Hi, a student of mine was aware of this chatbot and asked it about a class-assignment of his own accord. We program in Java with some extra homemade library class used by some schools in our region. The bot came up with a "solution" which was flawed in several respects: 1. It used some other (unimported) classes - solution doesn't work and doesn't fit the assignment. 2. It put all the code into the constructor, a typical (design and style) error for students beginning with Java. When confronted with the problem number one above, it acknowledged the fault and produced a different unrelated solution. Sooo.... I was impressed how well the chatbot simulated a typical clueless human who even thinks he is smart, while his code is basically bullshit. (Probably a result of googling forums, where other learners posted their solutions to assignments with the given school library classes.) The bot clearly passed the Turing test ;-) But... I don't think the interaction was helpful for somebody who is learning to program.
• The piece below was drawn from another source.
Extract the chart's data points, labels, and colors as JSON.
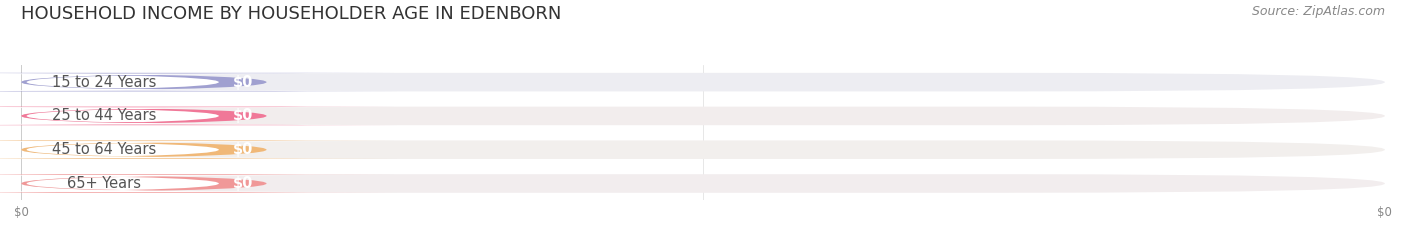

It is probably less helpful than conversing with other also not very knowledgeable students as they are at least reasoning humans. Talking to the bot might be fun to do in the last lesson before christmas or so. Entertaining until you realise the software is "simulating" intelligent conversation - not really talking with insight. And that could turn out to be a waste of time. Happy new year Christian Am 03.01.2023 um 04:06 schrieb Jurgis Pralgauskis:
Hi, happy NY!
ChatGPT can create, fix and explain code https://openai.com/blog/chatgpt/#samples <https://openai.com/blog/chatgpt/#samples>
Anyone tried to incorporate it into teaching process? Or have ideas/doubts how it ciuld help?